Usually, what we say is that midwives can provide 87 per cent of all the interventions that a woman needs for her sexual and reproductive health and well-being—but that can only happen if the midwife is well-educated according to the international standard, her practise is regulated, and she has the support and enabling environment she needs. And the WHO estimates that there will be a shortage of nine million nurses and midwives by 2030

 How is COVID-19 impacting pregnancy and birth and the work of midwives? 

One of the big risks with COVID-19 is that women fear going to the clinic. They do not know whether it’s safe, so we will see a spike, I think, in going back to traditional birth attendants and delivering on their own at home, because they’re really scared of contracting COVID-19 in the clinic. Women may also not have the ability to go to the clinic and may be stopped heavy-handedly by law enforcement if they try and this violates the physical distancing or curfew rules.

Overmedicalization is something we struggled with before COVID—doctors promoting Caesarean sections when it’s not medically necessary. When midwives are leading, we don’t see this as much. But what we’ve seen in relation to COVID is that some countries have wanted to speed up delivery for the woman and what we know is that if you induce a woman who is not [ready], that will create more complications. If you want to speed up something that nature wants to do at its own pace, you may end up with more severe complications than in letting nature do its part. 

What are some other changes to midwifery and birth during this pandemic? 

First of all, midwives are many times not even considered for receiving protective garments. That is one thing that UNFPA is working very hard to get. If midwives don’t have protective garments, women will not seek the care, and we have a vicious cycle of complications and deaths. 

The pandemic is also influencing the psychosocial wellbeing of parents and midwives and raising the stress levels. My son and his partner just had their first child and, in a country where partner participation has been central, suddenly he was only allowed to be there four hours after the delivery and then he had to go home. In other places partners are not allowed at all or babies and mothers may be separated due to misinterpretation of guidelines.  

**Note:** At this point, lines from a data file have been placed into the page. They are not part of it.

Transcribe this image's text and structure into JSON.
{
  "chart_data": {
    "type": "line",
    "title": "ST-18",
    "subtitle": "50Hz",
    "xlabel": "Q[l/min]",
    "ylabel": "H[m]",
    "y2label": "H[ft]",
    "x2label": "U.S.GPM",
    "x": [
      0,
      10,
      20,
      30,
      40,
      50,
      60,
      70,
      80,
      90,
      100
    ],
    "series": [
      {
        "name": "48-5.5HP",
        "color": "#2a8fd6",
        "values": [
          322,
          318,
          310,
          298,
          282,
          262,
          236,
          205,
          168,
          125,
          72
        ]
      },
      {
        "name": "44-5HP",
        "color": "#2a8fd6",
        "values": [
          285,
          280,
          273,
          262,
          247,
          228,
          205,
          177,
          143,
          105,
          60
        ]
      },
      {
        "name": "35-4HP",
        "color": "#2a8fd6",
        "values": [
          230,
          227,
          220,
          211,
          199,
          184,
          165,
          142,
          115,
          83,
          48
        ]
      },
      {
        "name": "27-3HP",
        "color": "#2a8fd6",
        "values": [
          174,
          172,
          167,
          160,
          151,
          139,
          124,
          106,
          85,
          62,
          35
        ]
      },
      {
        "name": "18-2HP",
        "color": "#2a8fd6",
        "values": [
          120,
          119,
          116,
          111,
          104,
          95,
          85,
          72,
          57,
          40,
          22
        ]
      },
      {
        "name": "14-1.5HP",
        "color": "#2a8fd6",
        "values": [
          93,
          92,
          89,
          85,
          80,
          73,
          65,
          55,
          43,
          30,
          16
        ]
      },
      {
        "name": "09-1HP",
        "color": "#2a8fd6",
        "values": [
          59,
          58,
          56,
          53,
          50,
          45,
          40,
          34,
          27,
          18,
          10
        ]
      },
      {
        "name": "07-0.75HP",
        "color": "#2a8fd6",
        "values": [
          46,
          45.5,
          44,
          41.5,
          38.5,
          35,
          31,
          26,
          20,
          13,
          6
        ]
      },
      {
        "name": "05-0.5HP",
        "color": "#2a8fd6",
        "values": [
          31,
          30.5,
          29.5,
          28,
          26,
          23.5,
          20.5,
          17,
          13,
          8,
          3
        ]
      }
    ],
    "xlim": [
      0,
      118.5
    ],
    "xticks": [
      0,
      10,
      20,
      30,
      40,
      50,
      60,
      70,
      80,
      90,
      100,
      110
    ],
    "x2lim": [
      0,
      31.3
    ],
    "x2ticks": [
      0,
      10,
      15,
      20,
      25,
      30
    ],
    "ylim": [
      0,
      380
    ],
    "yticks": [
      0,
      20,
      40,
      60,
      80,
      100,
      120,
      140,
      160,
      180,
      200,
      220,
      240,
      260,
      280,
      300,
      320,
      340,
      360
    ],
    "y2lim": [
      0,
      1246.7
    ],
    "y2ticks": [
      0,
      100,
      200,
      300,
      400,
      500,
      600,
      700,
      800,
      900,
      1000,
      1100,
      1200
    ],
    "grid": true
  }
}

One of the suggestions in the call to action released today is to include midwives in policy, decision-making, planning and response to the crisis. Concretely, what does that look like? 

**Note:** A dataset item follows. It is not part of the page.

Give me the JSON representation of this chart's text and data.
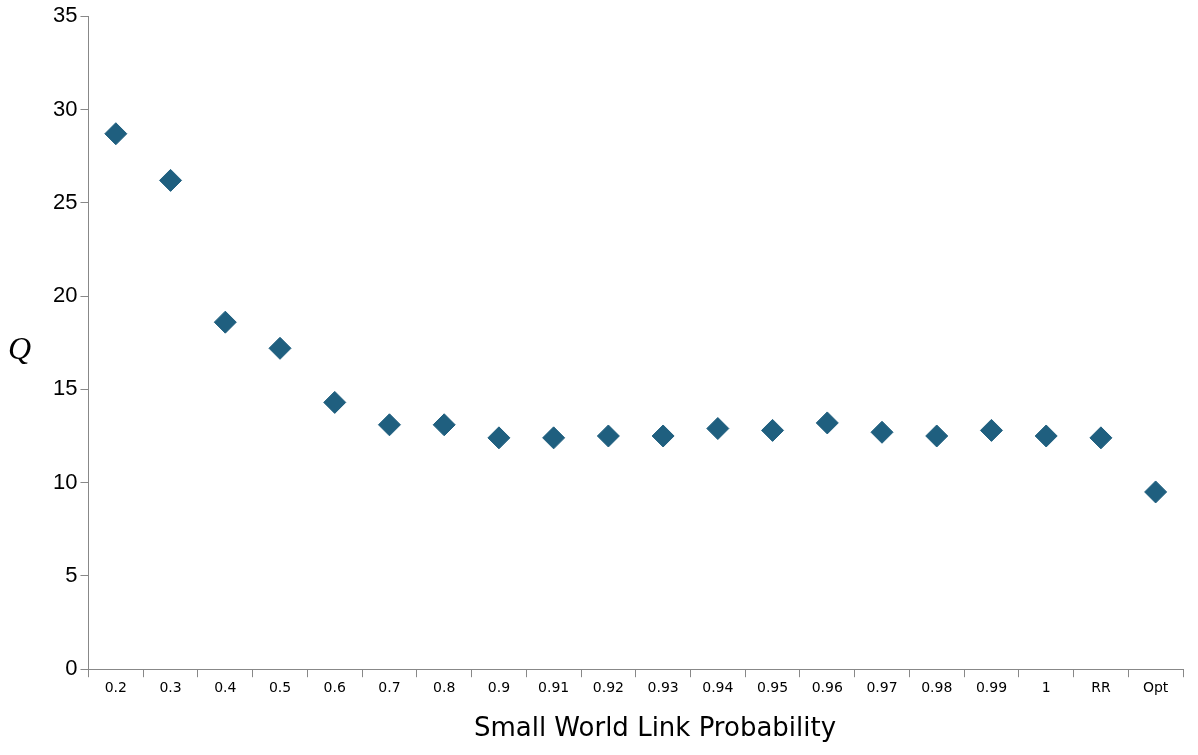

Every hospital and every clinic has a structure for making decisions, putting out guidelines for how the hospital should function and how the maternity ward should function. Midwives need to be in those committees. They need to be asked. It’s really about asking for advice about what they think would be the best solution, because otherwise we may end up with a situation where the midwives cannot work or they cannot provide the care that they are requested to provide. 

So I think it may sound very high-level, but it can be done at the local level, the regional level, and also at the high policy level in different ways. It is important for it to be done at all levels. 

I also think it’s important to remember that midwives are usually women working with women, and they also experience the same structural discrimination as their clients. That makes it harder for them to have their voices heard, harder for them to be part of these policy decision-making structures. They themselves are exposed to sexual harassment, they often have responsibility for their own children. They may be exposed to gender-based violence at home. 

Another interesting suggestion in the call to action was to avoid redeployment of midwives in other spheres, such as to care for COVID patients, unless otherwise unavoidable. Why? 

If a midwife is also a nurse, they can more easily be moved around to other specialities. But the midwife is trained to do midwifery and not nursing. If she is redeployed, it has a big effect on her own professional capacity, her own safety—but most of all, the safety of the women that need her in maternal health care. We need to maintain services to ensure that we don’t get another pandemic in the pandemic and are not going back on the results we have achieved in terms of decreasing maternal and newborn deaths.